In the first set of Tuesday night’s volleyball match at Westlake, North Olmsted made enough mistakes to last an entire match in dropping a 25-19 decision.
The Eagles battled back, taking a 2-1 lead on Volley For The Cure Night. But with a chance to close things out in the fourth set, those mistakes crept back into the picture.
The Demons were all but happy to take advantage.
Westlake used two crucial Eagle errors to help close out the fourth set, then got the upper hand quickly in the fifth to come away with a 25-19, 22-25, 24-26, 25-23, 15-7 Southwestern Conference win.
“We were scratching out heads in the fifth game, because the wheels just came off,” admitted North Olmsted head coach Jason Krucek, whose team dropped to 5-12 overall and 2-9 in the SWC.
“The fourth was where we needed to get them,” Krucek said. “If we had gotten things done, we would have closed it out. We had no business going to a fifth game.

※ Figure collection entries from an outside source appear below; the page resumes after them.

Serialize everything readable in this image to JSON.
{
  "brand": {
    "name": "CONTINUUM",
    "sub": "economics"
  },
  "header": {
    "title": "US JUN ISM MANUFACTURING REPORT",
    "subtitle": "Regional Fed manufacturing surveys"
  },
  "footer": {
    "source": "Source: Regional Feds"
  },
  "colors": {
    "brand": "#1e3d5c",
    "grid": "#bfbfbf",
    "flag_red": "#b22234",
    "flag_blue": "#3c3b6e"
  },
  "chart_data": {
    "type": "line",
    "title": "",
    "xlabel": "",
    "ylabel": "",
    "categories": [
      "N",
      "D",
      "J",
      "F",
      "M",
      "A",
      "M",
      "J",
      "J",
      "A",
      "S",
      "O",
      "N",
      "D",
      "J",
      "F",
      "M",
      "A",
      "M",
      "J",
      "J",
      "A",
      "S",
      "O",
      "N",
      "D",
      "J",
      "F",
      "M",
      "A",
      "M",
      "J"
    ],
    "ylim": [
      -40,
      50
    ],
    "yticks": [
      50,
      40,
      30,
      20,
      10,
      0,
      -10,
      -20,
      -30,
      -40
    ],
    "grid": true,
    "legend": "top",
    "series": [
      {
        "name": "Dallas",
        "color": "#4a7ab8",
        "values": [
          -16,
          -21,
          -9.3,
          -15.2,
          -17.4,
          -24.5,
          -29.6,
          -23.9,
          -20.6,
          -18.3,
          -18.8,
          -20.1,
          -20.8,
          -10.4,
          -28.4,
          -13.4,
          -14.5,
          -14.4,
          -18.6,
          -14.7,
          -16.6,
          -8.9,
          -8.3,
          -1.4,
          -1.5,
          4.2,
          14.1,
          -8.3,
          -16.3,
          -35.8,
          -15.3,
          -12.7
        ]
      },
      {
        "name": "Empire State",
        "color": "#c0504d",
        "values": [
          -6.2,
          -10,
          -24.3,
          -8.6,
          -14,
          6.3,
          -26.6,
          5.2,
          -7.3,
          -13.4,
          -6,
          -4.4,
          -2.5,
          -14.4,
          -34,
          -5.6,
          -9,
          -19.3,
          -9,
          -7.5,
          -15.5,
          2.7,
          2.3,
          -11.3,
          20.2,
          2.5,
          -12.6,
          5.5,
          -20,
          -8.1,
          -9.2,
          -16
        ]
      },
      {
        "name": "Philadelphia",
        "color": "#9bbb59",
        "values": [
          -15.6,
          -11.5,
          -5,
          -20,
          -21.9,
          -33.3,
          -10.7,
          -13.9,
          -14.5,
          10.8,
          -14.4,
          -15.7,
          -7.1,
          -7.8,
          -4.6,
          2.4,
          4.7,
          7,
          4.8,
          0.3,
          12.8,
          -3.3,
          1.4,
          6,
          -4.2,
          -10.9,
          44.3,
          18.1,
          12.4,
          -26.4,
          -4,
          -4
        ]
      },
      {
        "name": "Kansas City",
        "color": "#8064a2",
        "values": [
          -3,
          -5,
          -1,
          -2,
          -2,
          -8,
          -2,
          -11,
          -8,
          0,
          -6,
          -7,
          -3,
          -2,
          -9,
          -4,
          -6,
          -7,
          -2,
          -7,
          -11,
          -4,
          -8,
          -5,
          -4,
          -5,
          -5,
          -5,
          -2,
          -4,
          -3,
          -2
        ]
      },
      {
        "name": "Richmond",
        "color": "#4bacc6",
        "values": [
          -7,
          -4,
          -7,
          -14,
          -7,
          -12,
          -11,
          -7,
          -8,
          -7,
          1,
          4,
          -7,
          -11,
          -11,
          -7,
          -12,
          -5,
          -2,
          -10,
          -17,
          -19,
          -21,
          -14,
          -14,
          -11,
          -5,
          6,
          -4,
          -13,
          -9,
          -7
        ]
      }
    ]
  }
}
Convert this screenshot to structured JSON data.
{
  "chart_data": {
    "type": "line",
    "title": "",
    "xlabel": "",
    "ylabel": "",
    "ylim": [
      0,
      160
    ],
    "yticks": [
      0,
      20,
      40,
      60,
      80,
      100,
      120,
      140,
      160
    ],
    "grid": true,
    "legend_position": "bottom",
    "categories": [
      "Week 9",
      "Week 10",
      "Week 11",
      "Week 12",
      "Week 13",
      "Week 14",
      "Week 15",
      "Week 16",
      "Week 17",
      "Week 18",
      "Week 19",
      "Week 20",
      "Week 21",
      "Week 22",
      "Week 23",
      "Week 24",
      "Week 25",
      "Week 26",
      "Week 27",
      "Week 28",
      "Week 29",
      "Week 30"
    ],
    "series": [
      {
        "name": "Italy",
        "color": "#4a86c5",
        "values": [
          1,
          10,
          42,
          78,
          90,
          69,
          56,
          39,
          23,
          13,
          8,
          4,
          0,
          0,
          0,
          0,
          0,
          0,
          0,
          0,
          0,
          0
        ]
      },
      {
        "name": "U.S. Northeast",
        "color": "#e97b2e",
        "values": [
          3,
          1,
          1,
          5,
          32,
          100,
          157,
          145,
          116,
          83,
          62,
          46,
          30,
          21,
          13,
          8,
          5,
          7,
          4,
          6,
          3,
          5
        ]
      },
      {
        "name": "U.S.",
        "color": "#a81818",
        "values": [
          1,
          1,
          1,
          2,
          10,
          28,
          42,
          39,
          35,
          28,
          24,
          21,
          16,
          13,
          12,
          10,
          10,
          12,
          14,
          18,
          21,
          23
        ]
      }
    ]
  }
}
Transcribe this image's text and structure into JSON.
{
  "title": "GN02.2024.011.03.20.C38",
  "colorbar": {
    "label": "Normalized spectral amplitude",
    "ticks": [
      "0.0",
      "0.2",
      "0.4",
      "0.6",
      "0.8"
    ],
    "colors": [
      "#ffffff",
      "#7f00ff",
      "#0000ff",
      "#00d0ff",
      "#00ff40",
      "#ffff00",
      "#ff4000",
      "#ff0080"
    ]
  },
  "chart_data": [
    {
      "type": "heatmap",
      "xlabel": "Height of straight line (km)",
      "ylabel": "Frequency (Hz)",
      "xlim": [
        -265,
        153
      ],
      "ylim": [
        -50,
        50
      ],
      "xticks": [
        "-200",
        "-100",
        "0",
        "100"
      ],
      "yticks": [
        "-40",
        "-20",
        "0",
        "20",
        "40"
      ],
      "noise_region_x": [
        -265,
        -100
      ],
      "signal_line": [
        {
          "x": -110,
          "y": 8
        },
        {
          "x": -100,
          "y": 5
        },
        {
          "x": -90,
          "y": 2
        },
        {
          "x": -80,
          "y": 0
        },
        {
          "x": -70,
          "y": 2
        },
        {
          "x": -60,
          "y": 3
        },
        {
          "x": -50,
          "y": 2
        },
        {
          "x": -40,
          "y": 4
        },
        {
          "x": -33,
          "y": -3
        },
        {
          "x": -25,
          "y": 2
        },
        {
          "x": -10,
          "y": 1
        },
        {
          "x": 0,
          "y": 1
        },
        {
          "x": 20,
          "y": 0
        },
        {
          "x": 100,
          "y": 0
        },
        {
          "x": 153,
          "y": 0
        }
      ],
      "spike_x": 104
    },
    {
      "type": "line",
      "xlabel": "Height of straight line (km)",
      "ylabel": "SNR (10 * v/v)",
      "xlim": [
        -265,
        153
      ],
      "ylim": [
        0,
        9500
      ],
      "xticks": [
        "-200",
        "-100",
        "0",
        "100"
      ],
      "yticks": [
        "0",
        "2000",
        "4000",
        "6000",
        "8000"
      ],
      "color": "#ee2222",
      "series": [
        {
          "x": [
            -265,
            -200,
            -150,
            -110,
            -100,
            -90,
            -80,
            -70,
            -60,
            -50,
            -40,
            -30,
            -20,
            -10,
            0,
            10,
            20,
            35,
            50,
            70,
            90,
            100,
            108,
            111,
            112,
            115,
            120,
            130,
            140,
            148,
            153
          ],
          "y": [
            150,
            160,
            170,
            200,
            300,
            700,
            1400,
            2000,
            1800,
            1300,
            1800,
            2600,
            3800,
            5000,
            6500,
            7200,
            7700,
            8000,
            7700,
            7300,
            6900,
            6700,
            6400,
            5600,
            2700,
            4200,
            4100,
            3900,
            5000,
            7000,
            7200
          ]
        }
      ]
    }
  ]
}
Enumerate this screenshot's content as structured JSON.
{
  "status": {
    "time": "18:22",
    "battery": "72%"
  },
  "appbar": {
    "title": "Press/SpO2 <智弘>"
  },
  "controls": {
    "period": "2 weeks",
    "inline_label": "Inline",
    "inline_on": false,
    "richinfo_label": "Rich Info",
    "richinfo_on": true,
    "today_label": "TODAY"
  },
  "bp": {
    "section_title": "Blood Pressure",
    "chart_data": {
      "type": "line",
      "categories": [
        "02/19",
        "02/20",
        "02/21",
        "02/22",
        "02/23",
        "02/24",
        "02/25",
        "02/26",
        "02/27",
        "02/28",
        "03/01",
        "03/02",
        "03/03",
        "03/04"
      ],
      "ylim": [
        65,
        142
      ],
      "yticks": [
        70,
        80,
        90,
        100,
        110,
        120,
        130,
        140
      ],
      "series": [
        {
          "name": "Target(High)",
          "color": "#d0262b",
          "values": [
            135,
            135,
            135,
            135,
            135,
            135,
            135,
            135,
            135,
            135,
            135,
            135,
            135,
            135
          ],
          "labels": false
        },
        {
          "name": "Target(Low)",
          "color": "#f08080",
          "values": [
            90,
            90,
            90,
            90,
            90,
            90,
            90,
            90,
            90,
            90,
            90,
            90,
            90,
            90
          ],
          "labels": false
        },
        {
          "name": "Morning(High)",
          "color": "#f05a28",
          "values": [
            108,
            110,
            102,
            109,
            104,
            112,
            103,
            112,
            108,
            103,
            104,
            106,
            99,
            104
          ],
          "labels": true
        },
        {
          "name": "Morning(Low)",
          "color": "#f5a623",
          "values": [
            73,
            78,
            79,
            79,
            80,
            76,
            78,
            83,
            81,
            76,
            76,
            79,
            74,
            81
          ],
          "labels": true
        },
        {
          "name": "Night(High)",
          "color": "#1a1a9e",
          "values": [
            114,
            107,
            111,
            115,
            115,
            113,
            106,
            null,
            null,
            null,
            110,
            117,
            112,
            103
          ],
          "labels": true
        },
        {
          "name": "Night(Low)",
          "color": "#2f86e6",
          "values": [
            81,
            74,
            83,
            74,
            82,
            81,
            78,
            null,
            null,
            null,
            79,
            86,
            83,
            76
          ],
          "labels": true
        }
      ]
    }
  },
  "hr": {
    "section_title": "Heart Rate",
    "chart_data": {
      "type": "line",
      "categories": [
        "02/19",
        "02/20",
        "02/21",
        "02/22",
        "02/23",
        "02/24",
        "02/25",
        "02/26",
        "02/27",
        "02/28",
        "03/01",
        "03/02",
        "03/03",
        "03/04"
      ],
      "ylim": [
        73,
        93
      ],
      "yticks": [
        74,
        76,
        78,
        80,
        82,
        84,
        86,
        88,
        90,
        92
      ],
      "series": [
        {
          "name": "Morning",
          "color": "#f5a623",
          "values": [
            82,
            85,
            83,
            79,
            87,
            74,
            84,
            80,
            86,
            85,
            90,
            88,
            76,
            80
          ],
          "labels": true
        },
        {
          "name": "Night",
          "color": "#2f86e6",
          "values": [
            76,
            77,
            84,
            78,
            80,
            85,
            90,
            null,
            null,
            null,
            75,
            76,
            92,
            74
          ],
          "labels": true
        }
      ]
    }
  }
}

“Tonight, we started out with a new lineup that we had just worked on yesterday,” he said. “So in the first game, that’s where you saw us make all of those errors. We started playing together after that, but then we just couldn’t keep it together.”
Despite making 16 errors in the first set, the Eagles were quick to rebound in the second set. Senior Megan Branchick was doing a lot of damage hitting on the outside, giving the North Olmsted a potent one-two punch with fellow outside hitter Tia McCord. The senior duo were virtually unstoppable the entire match, but Westlake found some cracks in the North Olmsted defense and went to work.
The Eagles had held on in the third set, putting away a Demon overpass and getting a block kill from Branchick to close it out. In a back-and-forth battle that was the fourth set, it was Westlake’s for the taking as the Demons used a 5-1 run to take a 22-16 lead.
North Olmsted, however, battled back on a 4-1 service run by McCord and a tip kill from setter Tara Kelly. That’s when the match again started to sway in the Demons’ favor.
With Sara Worthing serving and the Eagles trailing by only one at 23-22, Westlake found itself in free ball mode on the next play. With the ball heading out of bounds, senior Alyssa Zollos chased it down and - with her back to the court - sent a free ball back over the net.
The ball, traveling with some heavy topspin, dropped in front of a pair of Eagle back row players, giving the Demons a 24-22 lead. Westlake missed the next serve, but North Olmsted responded in kind by sending the next ball out of bounds to tie the match at 2-2.
On the very first play of the fifth and deciding set, the Eagles looked like they would get off to the good start. The Demons were playing a tight ball at the net, and it looked like the ball was headed for the floor. Junior middle hitter Izabella Jamsek, however, dove and popped the ball up.
Sophomore Allyson Pesta was there, sending the saved ball over for a kill and a 1-0 Demon lead. Westlake never trailed the rest of the way. North Olmsted got back to within a point at 7-6, but the Demons used an 8-1 run to close out the match.
In that run, Pesta had two more kills, while senior Johanna Tolman added two along with a block kill. A Jamsek block of an Eagle overpass and an attack error by the Eagles ended it.
“Our kids have a lot of fight in them,” said Westlake head coach Regan Pore. “North Olmsted’s in the same position we’re in. We’re both right there around the middle of the conference, and we both need to start making a mark.
“I think for our girls, they really want to make that jump and get up to four, get up to three and move up to the top level of the conference. We’ve been talking about what you need to do to get there, and I think we’ve stepped up our game a bit,” Pore said.
“That fourth game is crucial,” Pore said. “Especially after losing the second and third games. Once you win that fourth game, it changes your momentum going into that fifth game.”
Pore said that her team’s decision making offensively played a big roll in the win. She pointed out a tip kill by Pesta in the fifth set that gave her team an 11-6 lead.
“Our players are learning when to swing away and when to be smart,” Pore said. “That tip by Allyson was big. It’s still a kill in the scorebook, and nobody knows how you got it. She’s learning how to be smart as an outside hitter.”
Westlake moved closer to the .500 mark at 8-9 and improved to 5-6 in the SWC.